Not that he’d said anything. But they’d been in close proximity for hours, and the memory had hovered between them like an electric charge.
Dani reached the firearms lab and peered through the window to see a man in tactical pants and a black golf shirt loading a magazine. She rapped loudly on the window, but he didn’t hear her because of his ear protectors. She waved her arms and he glanced up.
Young. Stocky. High and tight haircut. She didn’t recognize the guy, and he looked fresh out of the military. He walked over and opened the door.
“Is Scott around?”
“No, ma’am.” His gaze darted to the badge clipped beside her gun. “He went home for the day.”
“Home? It’s barely one.”
“He was here all night. Him and Travis. Some big murder case came in.”
“Is Travis here?”
“No, ma’am. He left, too.”
She gritted her teeth.
“You might try S
moky J’s. The barbecue place? They were talking about grabbing something to eat. They left ’bout twenty minutes ago, so if you hurry, you might catch them.”
• • •
Scott knew the instant she walked in.
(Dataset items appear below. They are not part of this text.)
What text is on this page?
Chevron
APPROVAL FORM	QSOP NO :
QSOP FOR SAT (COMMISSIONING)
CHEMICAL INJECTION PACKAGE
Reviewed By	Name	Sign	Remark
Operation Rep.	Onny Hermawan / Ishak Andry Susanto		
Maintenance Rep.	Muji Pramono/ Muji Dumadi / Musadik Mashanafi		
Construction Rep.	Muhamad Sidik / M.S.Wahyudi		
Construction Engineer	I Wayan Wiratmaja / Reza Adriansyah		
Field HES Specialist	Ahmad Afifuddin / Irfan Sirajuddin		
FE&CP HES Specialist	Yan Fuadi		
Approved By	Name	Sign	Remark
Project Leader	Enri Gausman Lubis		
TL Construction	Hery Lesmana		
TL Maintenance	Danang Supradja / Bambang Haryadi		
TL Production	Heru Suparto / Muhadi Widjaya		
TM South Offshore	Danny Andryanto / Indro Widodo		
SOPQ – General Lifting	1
He’d had his eye on the door, half expecting her to track him down.
“Hey,” she said, dropping into the chair beside him.
“Hey.”
“We were just talking about you, Dani,” Travis said around a mouthful of food. “How’s the case coming?”
“It’s coming.” She looked at Scott. She wore her usual jeans, along with a lightweight blazer that covered her Glock 23. Her shiny dark hair was loose around her shoulders, and she’d obviously had a chance to clean up since last night. Unlike him.
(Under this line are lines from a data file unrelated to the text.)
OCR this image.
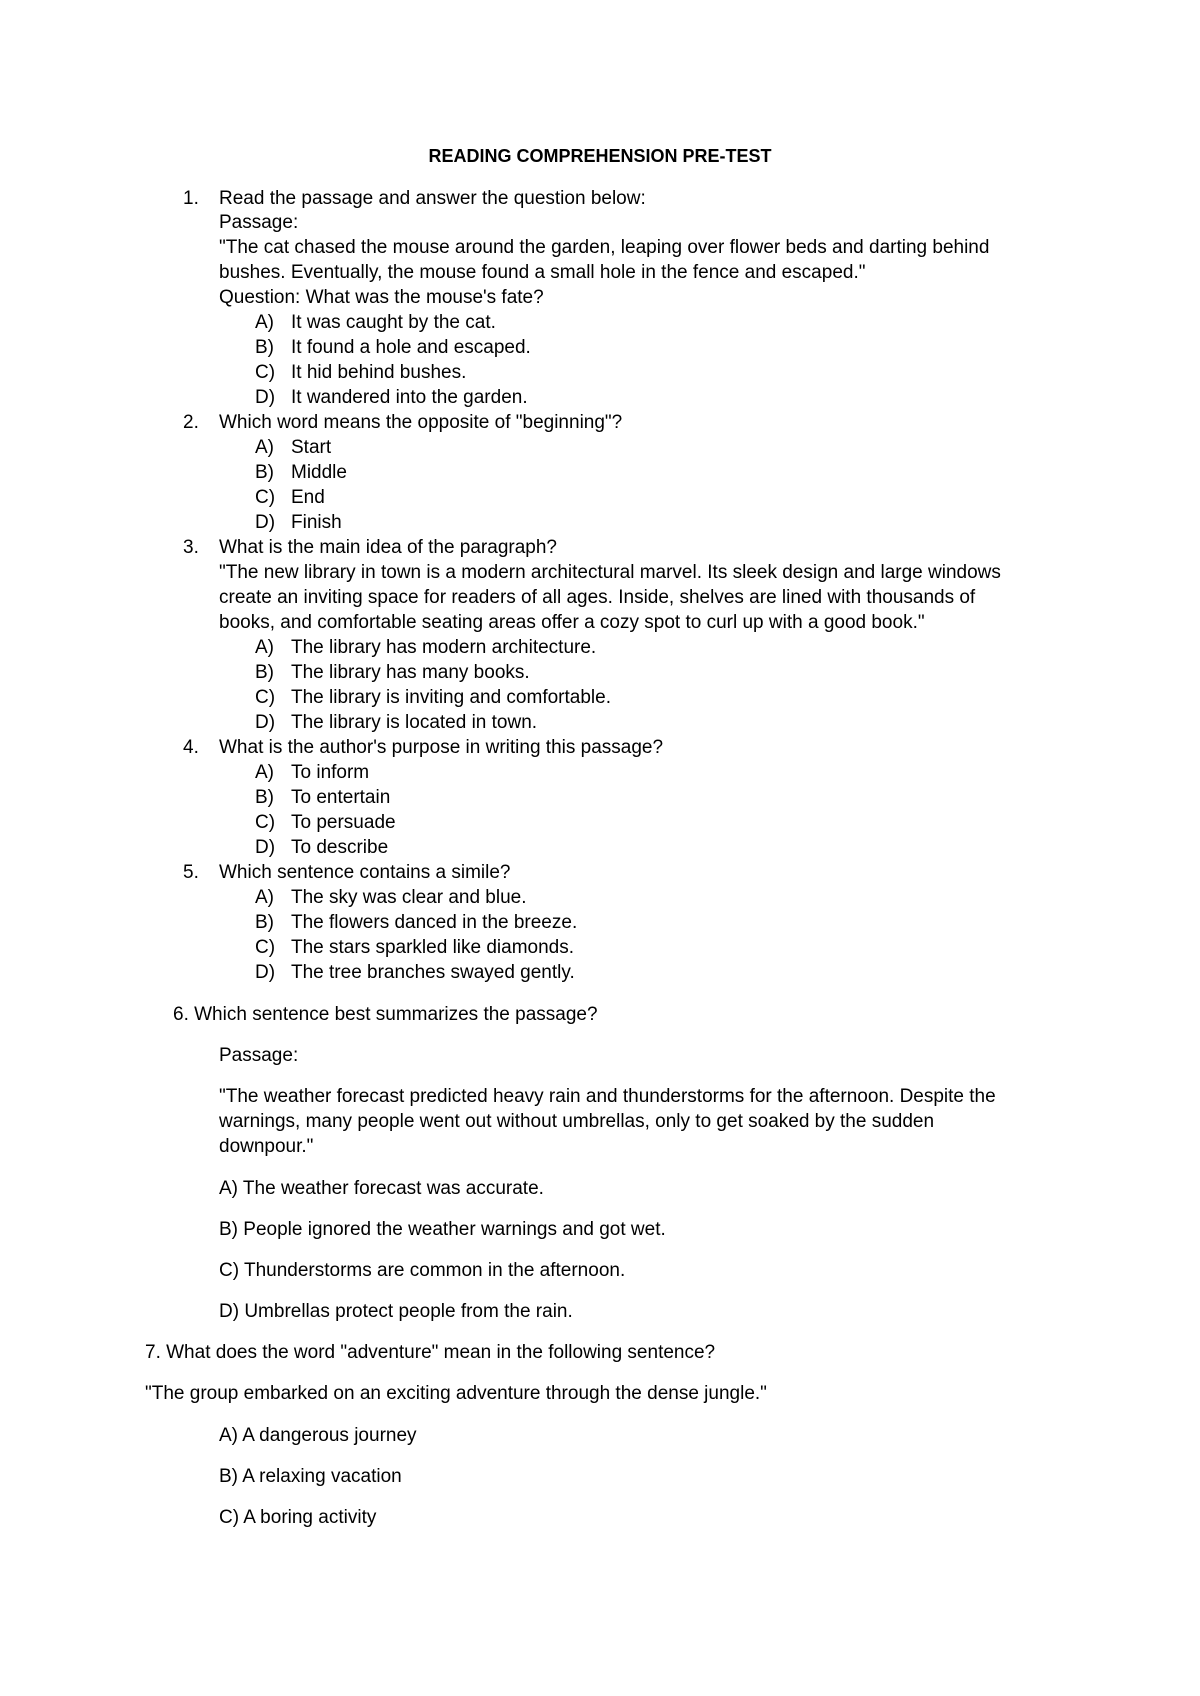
READING COMPREHENSION PRE-TEST
1. Read the passage and answer the question below:
Passage:
"The cat chased the mouse around the garden, leaping over flower beds and darting behind
bushes. Eventually, the mouse found a small hole in the fence and escaped."
Question: What was the mouse's fate?
A) It was caught by the cat.
B) It found a hole and escaped.
C) It hid behind bushes.
D) It wandered into the garden.
2. Which word means the opposite of "beginning"?
A) Start
B) Middle
C) End
D) Finish
3. What is the main idea of the paragraph?
"The new library in town is a modern architectural marvel. Its sleek design and large windows
create an inviting space for readers of all ages. Inside, shelves are lined with thousands of
books, and comfortable seating areas offer a cozy spot to curl up with a good book."
A) The library has modern architecture.
B) The library has many books.
C) The library is inviting and comfortable.
D) The library is located in town.
4. What is the author's purpose in writing this passage?
A) To inform
B) To entertain
C) To persuade
D) To describe
5. Which sentence contains a simile?
A) The sky was clear and blue.
B) The flowers danced in the breeze.
C) The stars sparkled like diamonds.
D) The tree branches swayed gently.
6. Which sentence best summarizes the passage?
Passage:
"The weather forecast predicted heavy rain and thunderstorms for the afternoon. Despite the
warnings, many people went out without umbrellas, only to get soaked by the sudden
downpour."
A) The weather forecast was accurate.
B) People ignored the weather warnings and got wet.
C) Thunderstorms are common in the afternoon.
D) Umbrellas protect people from the rain.
7. What does the word "adventure" mean in the following sentence?
"The group embarked on an exciting adventure through the dense jungle."
A) A dangerous journey
B) A relaxing vacation
C) A boring activity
“Want some lunch?” Travis nodded at his plate. “I’ve got more than I can eat here.”
She glanced at the barbecued ribs and winced, confirming Scott’s suspicion that she’d attended the autopsies earlier. “No, thanks. I’m checking in on that evidence.” She pinned her gaze on Scott. “You finished with those shell casings yet?”
“Yep.”
“And?”
“No hits.” He chomped into his brisket sandwich.
“How many casings?”
“Five,” Travis answered for him. “Perp didn’t pick up after himself.”
“What about prints? Or DNA? He could have left something when he loaded the magazine.”
“We ran all of it through trace,” Scott told her. “They didn’t get anything.”
Her green eyes dimmed and she looked away. “Well, crap.”
Scott reached for his drink and watched her.
“What about the two bullets the ME sent?” she asked. “One from each victim.”
“Nothing,” Travis said.
“Nothing at all?”
“The slugs are useless,” Scott told her. “They’re smashed to hell, no rifling marks.”
“Roland sent you guys a bullet, too. It was embedded in the car.”
“Yeah, I heard,” Travis said. “And I haven’t seen it yet, but I’m guessing it’s in worse shape than the others.”
“So, that’s it?” Dani asked, a little worry line between her brows. “Five shell casings and three bullets and you can’t tell me anything about the murder weapon?”